The initial TensorBoard profiling view includes a comprehensive summary of Gaudi, showing both the Gaudi device execution information as well as the Host CPU information. You will be able to see the utilization of both host and device as well as debug guidance at the bottom of the section that can provide some guidance for performance optimization.

../_images/tensorboard_overview.jpg

HPU Kernel View

The HPU kernel view provides specific details, showing HPU kernel utilization in the Tensor Processing Cores (TPC) and the matrix multiplication engine (MME).
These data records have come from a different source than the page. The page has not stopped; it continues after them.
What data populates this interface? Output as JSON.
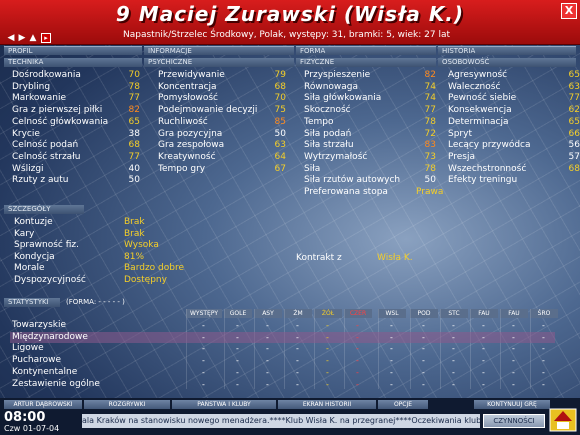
{
  "header": {
    "title": "9 Maciej Zurawski (Wisła K.)",
    "subtitle": "Napastnik/Strzelec Środkowy, Polak, występy: 31, bramki: 5, wiek: 27 lat",
    "close": "X"
  },
  "top_tabs": [
    "PROFIL",
    "INFORMACJE",
    "FORMA",
    "HISTORIA"
  ],
  "section_tabs": [
    "TECHNIKA",
    "PSYCHICZNE",
    "FIZYCZNE",
    "OSOBOWOŚĆ"
  ],
  "technika": [
    {
      "label": "Dośrodkowania",
      "value": "70"
    },
    {
      "label": "Drybling",
      "value": "78"
    },
    {
      "label": "Markowanie",
      "value": "77"
    },
    {
      "label": "Gra z pierwszej piłki",
      "value": "82"
    },
    {
      "label": "Celność główkowania",
      "value": "65"
    },
    {
      "label": "Krycie",
      "value": "38"
    },
    {
      "label": "Celność podań",
      "value": "68"
    },
    {
      "label": "Celność strzału",
      "value": "77"
    },
    {
      "label": "Wślizgi",
      "value": "40"
    },
    {
      "label": "Rzuty z autu",
      "value": "50"
    }
  ],
  "psychiczne": [
    {
      "label": "Przewidywanie",
      "value": "79"
    },
    {
      "label": "Koncentracja",
      "value": "68"
    },
    {
      "label": "Pomysłowość",
      "value": "70"
    },
    {
      "label": "Podejmowanie decyzji",
      "value": "75"
    },
    {
      "label": "Ruchliwość",
      "value": "85"
    },
    {
      "label": "Gra pozycyjna",
      "value": "50"
    },
    {
      "label": "Gra zespołowa",
      "value": "63"
    },
    {
      "label": "Kreatywność",
      "value": "64"
    },
    {
      "label": "Tempo gry",
      "value": "67"
    }
  ],
  "fizyczne": [
    {
      "label": "Przyspieszenie",
      "value": "82"
    },
    {
      "label": "Równowaga",
      "value": "74"
    },
    {
      "label": "Siła główkowania",
      "value": "74"
    },
    {
      "label": "Skoczność",
      "value": "77"
    },
    {
      "label": "Tempo",
      "value": "78"
    },
    {
      "label": "Siła podań",
      "value": "72"
    },
    {
      "label": "Siła strzału",
      "value": "83"
    },
    {
      "label": "Wytrzymałość",
      "value": "73"
    },
    {
      "label": "Siła",
      "value": "78"
    },
    {
      "label": "Siła rzutów autowych",
      "value": "50"
    },
    {
      "label": "Preferowana stopa",
      "value": "Prawa"
    }
  ],
  "osobowosc": [
    {
      "label": "Agresywność",
      "value": "65"
    },
    {
      "label": "Waleczność",
      "value": "63"
    },
    {
      "label": "Pewność siebie",
      "value": "77"
    },
    {
      "label": "Konsekwencja",
      "value": "62"
    },
    {
      "label": "Determinacja",
      "value": "65"
    },
    {
      "label": "Spryt",
      "value": "66"
    },
    {
      "label": "Lecący przywódca",
      "value": "56"
    },
    {
      "label": "Presja",
      "value": "57"
    },
    {
      "label": "Wszechstronność",
      "value": "68"
    },
    {
      "label": "Efekty treningu",
      "value": ""
    }
  ],
  "details": {
    "tab": "SZCZEGÓŁY",
    "rows": [
      {
        "label": "Kontuzje",
        "value": "Brak"
      },
      {
        "label": "Kary",
        "value": "Brak"
      },
      {
        "label": "Sprawność fiz.",
        "value": "Wysoka"
      },
      {
        "label": "Kondycja",
        "value": "81%"
      },
      {
        "label": "Morale",
        "value": "Bardzo dobre"
      },
      {
        "label": "Dyspozycyjność",
        "value": "Dostępny"
      }
    ],
    "contract_label": "Kontrakt z",
    "contract_value": "Wisła K."
  },
  "stats": {
    "tab": "STATYSTYKI",
    "form_label": "(FORMA: - - - - - )",
    "columns": [
      "WYSTĘPY",
      "GOLE",
      "ASY",
      "ŻM",
      "ŻÓŁ",
      "CZER",
      "WSL",
      "POD",
      "STC",
      "FAU",
      "FAU",
      "ŚRO"
    ],
    "rows": [
      "Towarzyskie",
      "Międzynarodowe",
      "Ligowe",
      "Pucharowe",
      "Kontynentalne",
      "Zestawienie ogólne"
    ]
  },
  "bottom_tabs": [
    "ARTUR DĄBROWSKI",
    "ROZGRYWKI",
    "PAŃSTWA I KLUBY",
    "EKRAN HISTORII",
    "OPCJE",
    "KONTYNUUJ GRĘ"
  ],
  "clock": "08:00",
  "date": "Czw 01-07-04",
  "ticker": "ala Kraków na stanowisku nowego menadżera.****Klub Wisła K. na przegranej****Oczekiwania klubu",
  "continue_button": "CZYNNOŚCI",
  "colors": {
    "header_red": "#c41414",
    "value_yellow": "#f5cf28",
    "value_orange": "#ff8a1e"
  }
}
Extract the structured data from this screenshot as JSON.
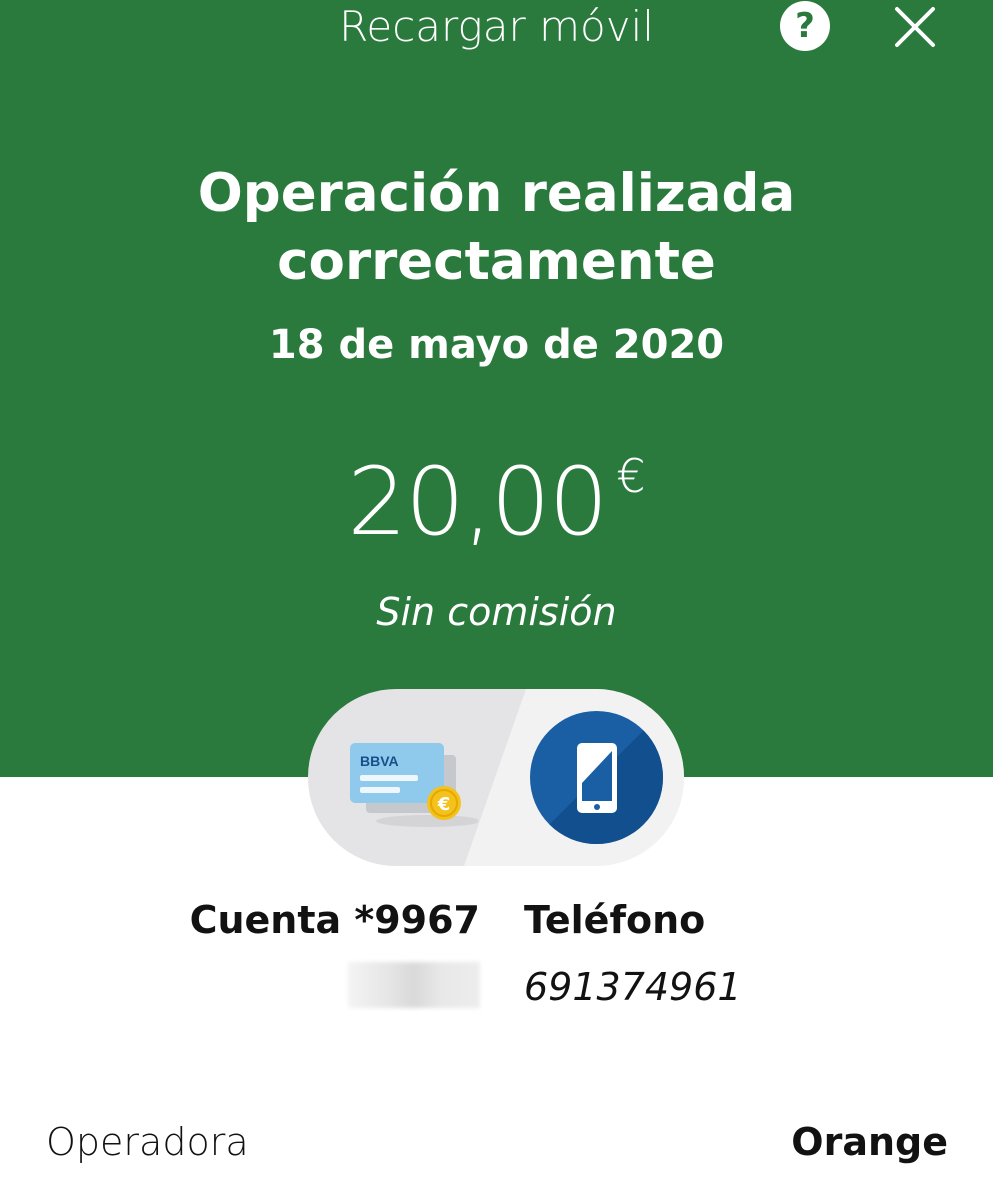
{
  "header": {
    "title": "Recargar móvil",
    "help_icon": "question-mark-icon",
    "help_glyph": "?",
    "close_icon": "close-icon"
  },
  "result": {
    "headline_line1": "Operación realizada",
    "headline_line2": "correctamente",
    "date": "18 de mayo de 2020",
    "amount": "20,00",
    "currency": "€",
    "fee_note": "Sin comisión"
  },
  "transfer_graphic": {
    "card_brand": "BBVA",
    "card_icon": "bank-card-icon",
    "coin_symbol": "€",
    "phone_icon": "mobile-phone-icon"
  },
  "details": {
    "account_label": "Cuenta *9967",
    "phone_label": "Teléfono",
    "phone_number": "691374961",
    "operator_label": "Operadora",
    "operator_value": "Orange"
  },
  "colors": {
    "header_green": "#2a7a3e",
    "phone_circle_blue": "#1a5fa3",
    "card_blue": "#8fc9ec",
    "coin_yellow": "#f4c21c"
  }
}
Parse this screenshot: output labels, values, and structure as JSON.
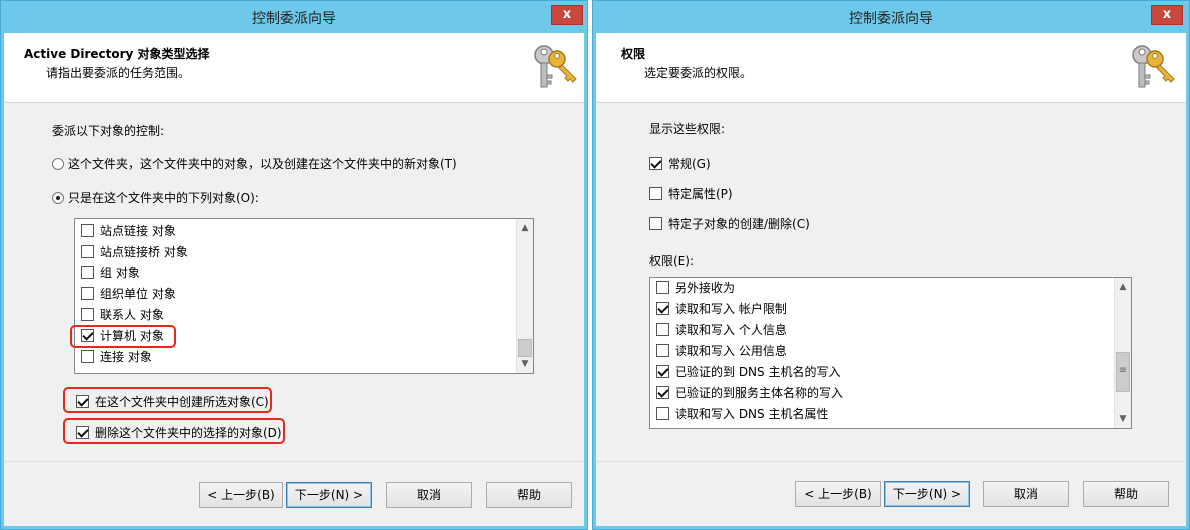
{
  "left": {
    "title": "控制委派向导",
    "close": "x",
    "header": {
      "title": "Active Directory 对象类型选择",
      "subtitle": "请指出要委派的任务范围。"
    },
    "delegate_label": "委派以下对象的控制:",
    "radio1": "这个文件夹，这个文件夹中的对象，以及创建在这个文件夹中的新对象(T)",
    "radio2": "只是在这个文件夹中的下列对象(O):",
    "objects": [
      {
        "label": "站点链接 对象",
        "checked": false
      },
      {
        "label": "站点链接桥 对象",
        "checked": false
      },
      {
        "label": "组 对象",
        "checked": false
      },
      {
        "label": "组织单位 对象",
        "checked": false
      },
      {
        "label": "联系人 对象",
        "checked": false
      },
      {
        "label": "计算机 对象",
        "checked": true
      },
      {
        "label": "连接 对象",
        "checked": false
      }
    ],
    "create_option": "在这个文件夹中创建所选对象(C)",
    "delete_option": "删除这个文件夹中的选择的对象(D)",
    "buttons": {
      "back": "< 上一步(B)",
      "next": "下一步(N) >",
      "cancel": "取消",
      "help": "帮助"
    }
  },
  "right": {
    "title": "控制委派向导",
    "close": "x",
    "header": {
      "title": "权限",
      "subtitle": "选定要委派的权限。"
    },
    "show_label": "显示这些权限:",
    "filters": [
      {
        "label": "常规(G)",
        "checked": true
      },
      {
        "label": "特定属性(P)",
        "checked": false
      },
      {
        "label": "特定子对象的创建/删除(C)",
        "checked": false
      }
    ],
    "perm_label": "权限(E):",
    "permissions": [
      {
        "label": "另外接收为",
        "checked": false
      },
      {
        "label": "读取和写入 帐户限制",
        "checked": true
      },
      {
        "label": "读取和写入 个人信息",
        "checked": false
      },
      {
        "label": "读取和写入 公用信息",
        "checked": false
      },
      {
        "label": "已验证的到 DNS 主机名的写入",
        "checked": true
      },
      {
        "label": "已验证的到服务主体名称的写入",
        "checked": true
      },
      {
        "label": "读取和写入 DNS 主机名属性",
        "checked": false
      }
    ],
    "buttons": {
      "back": "< 上一步(B)",
      "next": "下一步(N) >",
      "cancel": "取消",
      "help": "帮助"
    }
  },
  "icons": {
    "keys": "keys-icon",
    "scroll_up": "▲",
    "scroll_down": "▼",
    "grip": "≡"
  },
  "colors": {
    "titlebar": "#6ec8ea",
    "close": "#c9473d",
    "highlight": "#e22a1c"
  }
}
../_images/Kernel_View.jpg

Memory Profiling

To monitor HPU memory during training, set the profile_memory argument to True in the torch.profiler.profile function. The below shows a usage example:

with torch.profiler.profile(
    schedule=torch.profiler.schedule(wait=0, warmup=20, active=5, repeat=1),
    activities=activities,
    on_trace_ready=torch.profiler.tensorboard_trace_handler('./profile_logs'),
    profile_memory=True) as profiler:

As a result, an additional view named “Memory View” will appear in TensorBoard.

../_images/Memory_view.jpg

Perf Tool

If you do not want to run the TensorBoard UI, you can take the same JSON log files and use the habana_perf_tool. The tool parses the existing JSON file and provides the same recommendations for performance enhancements. For more details, see Perf Tool and TensorBoard Model Scanning.